How It Works: Timer Outputs in SQL Server 2008 R2 - Invariant TSC

 

Stopwatch

I would love nothing more than to take you back to my high-school days running the 440 yard hurdles (yes yards not meters) where timing was done with a stop watch (you know the old, moving dial style) but timers on the PC don't allow that simplicity.

I have discussed the timing behavior is SQL Server in previous blogs and it is time to discuss timing behaviors again as SQL Server 2008 R2 has been updated.
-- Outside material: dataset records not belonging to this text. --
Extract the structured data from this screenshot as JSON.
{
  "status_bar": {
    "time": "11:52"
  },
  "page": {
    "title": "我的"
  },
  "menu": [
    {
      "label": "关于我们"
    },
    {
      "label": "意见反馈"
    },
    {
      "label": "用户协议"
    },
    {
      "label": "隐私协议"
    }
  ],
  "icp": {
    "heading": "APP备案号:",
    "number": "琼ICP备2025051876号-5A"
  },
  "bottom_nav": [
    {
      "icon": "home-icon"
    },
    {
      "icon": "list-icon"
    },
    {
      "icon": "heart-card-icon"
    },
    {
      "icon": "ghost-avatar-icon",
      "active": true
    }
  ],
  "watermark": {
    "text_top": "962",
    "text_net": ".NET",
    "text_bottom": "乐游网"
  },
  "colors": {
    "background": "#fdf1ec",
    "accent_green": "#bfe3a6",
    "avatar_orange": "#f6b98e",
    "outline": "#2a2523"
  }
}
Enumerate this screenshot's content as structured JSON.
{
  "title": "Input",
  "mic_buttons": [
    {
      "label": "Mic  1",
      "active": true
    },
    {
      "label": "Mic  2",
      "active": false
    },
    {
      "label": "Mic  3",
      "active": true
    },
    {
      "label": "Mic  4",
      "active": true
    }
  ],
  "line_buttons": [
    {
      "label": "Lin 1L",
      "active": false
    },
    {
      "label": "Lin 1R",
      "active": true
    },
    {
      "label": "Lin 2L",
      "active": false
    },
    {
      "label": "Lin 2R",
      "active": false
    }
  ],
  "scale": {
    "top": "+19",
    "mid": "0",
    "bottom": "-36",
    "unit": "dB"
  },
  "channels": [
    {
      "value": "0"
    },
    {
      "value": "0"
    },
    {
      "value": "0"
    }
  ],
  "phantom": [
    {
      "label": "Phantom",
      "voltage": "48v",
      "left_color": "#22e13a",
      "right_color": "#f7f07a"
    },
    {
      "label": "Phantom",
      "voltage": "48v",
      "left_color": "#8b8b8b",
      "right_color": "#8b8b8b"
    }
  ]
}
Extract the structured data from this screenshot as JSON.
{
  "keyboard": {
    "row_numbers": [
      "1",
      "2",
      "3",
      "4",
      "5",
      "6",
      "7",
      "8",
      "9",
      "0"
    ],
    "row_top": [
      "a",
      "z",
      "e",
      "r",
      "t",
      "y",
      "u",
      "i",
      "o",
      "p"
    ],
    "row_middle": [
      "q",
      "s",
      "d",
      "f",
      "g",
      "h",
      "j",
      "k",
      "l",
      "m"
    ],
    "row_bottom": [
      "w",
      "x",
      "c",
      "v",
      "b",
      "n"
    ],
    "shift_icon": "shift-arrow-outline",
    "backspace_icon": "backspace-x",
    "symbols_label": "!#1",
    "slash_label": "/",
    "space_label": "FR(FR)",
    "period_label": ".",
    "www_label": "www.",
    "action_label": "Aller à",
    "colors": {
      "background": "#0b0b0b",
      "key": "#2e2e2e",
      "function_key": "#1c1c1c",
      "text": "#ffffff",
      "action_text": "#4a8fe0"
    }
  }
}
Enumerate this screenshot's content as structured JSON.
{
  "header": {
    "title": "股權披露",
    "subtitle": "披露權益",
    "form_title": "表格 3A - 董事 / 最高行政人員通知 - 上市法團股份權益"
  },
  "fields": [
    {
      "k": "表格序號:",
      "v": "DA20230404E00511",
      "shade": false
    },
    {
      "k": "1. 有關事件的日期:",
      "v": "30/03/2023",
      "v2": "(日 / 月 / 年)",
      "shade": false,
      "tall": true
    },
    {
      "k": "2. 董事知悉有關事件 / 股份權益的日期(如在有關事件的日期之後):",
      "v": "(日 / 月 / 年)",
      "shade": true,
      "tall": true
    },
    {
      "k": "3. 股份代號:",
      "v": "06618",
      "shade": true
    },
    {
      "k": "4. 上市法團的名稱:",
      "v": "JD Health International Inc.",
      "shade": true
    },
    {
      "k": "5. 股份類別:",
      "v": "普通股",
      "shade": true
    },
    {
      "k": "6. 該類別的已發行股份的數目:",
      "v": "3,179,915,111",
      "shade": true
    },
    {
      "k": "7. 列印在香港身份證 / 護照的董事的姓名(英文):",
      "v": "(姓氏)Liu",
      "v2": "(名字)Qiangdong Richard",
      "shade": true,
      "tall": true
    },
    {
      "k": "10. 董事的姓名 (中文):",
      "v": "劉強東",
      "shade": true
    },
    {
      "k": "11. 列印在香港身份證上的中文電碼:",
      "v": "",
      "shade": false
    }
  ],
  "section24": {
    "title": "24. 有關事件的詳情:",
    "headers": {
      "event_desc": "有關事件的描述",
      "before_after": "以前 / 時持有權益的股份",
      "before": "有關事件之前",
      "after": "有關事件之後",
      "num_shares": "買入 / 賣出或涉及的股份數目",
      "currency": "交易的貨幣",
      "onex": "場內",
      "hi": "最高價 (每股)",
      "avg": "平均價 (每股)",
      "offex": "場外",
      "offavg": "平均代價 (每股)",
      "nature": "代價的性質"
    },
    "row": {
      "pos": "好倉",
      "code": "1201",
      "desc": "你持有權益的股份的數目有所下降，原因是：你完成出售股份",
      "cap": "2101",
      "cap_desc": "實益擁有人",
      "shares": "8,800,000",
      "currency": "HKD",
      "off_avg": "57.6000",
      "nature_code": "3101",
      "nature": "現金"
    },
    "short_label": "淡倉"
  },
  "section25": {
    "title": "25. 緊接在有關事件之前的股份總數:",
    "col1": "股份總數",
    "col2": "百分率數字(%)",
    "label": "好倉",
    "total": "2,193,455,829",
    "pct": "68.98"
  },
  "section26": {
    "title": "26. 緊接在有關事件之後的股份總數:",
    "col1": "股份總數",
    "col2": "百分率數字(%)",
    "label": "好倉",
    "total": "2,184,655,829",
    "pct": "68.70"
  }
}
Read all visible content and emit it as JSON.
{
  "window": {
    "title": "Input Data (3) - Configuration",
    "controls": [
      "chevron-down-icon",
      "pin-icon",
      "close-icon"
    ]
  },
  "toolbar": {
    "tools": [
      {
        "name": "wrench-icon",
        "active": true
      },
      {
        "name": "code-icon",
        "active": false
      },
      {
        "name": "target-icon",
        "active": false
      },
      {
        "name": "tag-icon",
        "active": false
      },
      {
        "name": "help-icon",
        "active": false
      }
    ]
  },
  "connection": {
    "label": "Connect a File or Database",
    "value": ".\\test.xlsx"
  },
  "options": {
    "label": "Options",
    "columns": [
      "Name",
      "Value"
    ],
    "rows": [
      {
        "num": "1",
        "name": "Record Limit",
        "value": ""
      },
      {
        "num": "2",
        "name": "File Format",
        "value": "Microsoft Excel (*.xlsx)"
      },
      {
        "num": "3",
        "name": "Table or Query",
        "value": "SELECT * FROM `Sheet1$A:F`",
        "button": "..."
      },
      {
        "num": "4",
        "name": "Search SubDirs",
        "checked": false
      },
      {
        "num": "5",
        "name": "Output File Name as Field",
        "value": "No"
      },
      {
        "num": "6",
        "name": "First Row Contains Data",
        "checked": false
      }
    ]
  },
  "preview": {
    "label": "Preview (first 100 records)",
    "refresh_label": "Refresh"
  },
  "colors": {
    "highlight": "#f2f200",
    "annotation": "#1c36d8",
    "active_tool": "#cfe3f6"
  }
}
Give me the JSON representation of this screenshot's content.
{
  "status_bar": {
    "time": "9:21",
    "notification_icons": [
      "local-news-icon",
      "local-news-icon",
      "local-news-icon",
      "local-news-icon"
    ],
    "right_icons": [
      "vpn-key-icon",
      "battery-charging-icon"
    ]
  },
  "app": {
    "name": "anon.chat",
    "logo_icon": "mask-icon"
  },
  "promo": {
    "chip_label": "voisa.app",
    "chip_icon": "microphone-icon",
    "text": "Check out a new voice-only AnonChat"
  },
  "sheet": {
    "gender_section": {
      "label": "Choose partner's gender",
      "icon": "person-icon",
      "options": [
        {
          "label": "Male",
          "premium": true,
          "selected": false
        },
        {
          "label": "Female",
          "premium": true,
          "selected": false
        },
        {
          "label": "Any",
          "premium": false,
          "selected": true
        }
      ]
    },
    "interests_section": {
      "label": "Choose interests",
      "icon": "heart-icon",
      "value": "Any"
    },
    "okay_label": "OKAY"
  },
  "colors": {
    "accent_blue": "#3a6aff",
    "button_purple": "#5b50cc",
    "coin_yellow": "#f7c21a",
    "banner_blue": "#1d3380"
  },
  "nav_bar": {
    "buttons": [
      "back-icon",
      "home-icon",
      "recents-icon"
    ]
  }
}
How It Works: SQL Server Timings and Timer Output (GetTickCount, timeGetTime, QueryPerformanceCounter, RDTSC, …): https://blogs.msdn.com/b/psssql/archive/2009/05/29/how-it-works-sql-server-timings-and-timer-output-gettickcount-timegettime-queryperformancecounter-rdtsc.aspx

SQL Server 2005 - RDTSC Truths and Myths Discussed: https://blogs.msdn.com/b/psssql/archive/2007/08/19/sql-server-2005-rdtsc-truths-and-myths-discussed.aspx 

I normally don't reference material outside the Microsoft website but this link is one of the best I have found that briefly explains the entire history of PC timers.  Click Here

If you are like me it is a bit confusing as to what timer you are looking at and Windows Server 2008 R2 and SQL Server 2008 R2 took steps to eliminate the confusion once and for all.

SQL Server 2008 R2 attempts to detect when the system supports the invariant-TSC counter.   Newer processors are being designed to tick the RDTSC value at a constant rate no matter what the power settings or state might be.  This means there is a high resolution counter, with constant tick rate available to the system.   The invariant TSC does not exhibit the issues I have outlined about the variant TSC (SQL Server 2005 RTM) in previous blog posts.

In Windows 2008 R2 (Windows 7 and newer OS Versions * ) the QueryPerformanceCounter may be based off the invariant TSC counter making a call to QueryPerformanceCounter lightweight and accurate.   Windows does not have an API to indicate what source QueryPerformanceCounter is using at this time so SQL Server 2008 R2 startup times the invocation of QueryPerformanceCounter (10 times) and when it exhibits repeated, small cycle behavior (< 600 cycles) the QueryPerformanceCounter will be used to accept invariant TSC timings instead of the GetTickCount/timeBeginPeriod interrupt timing behavior.   If the timing exceeds 600 cycles the multi-media timer behavior of SQL Server is used instead.

Note:   Windows is exposing the timer source API for QueryPerformanceCounter in a Windows 2008 R2 based fix so the timing source determination by SQL Server will be replaced with the API call in a future build.  Target releases are the SP1 of Windows 2008 R2 and SQL Server 2008 R2.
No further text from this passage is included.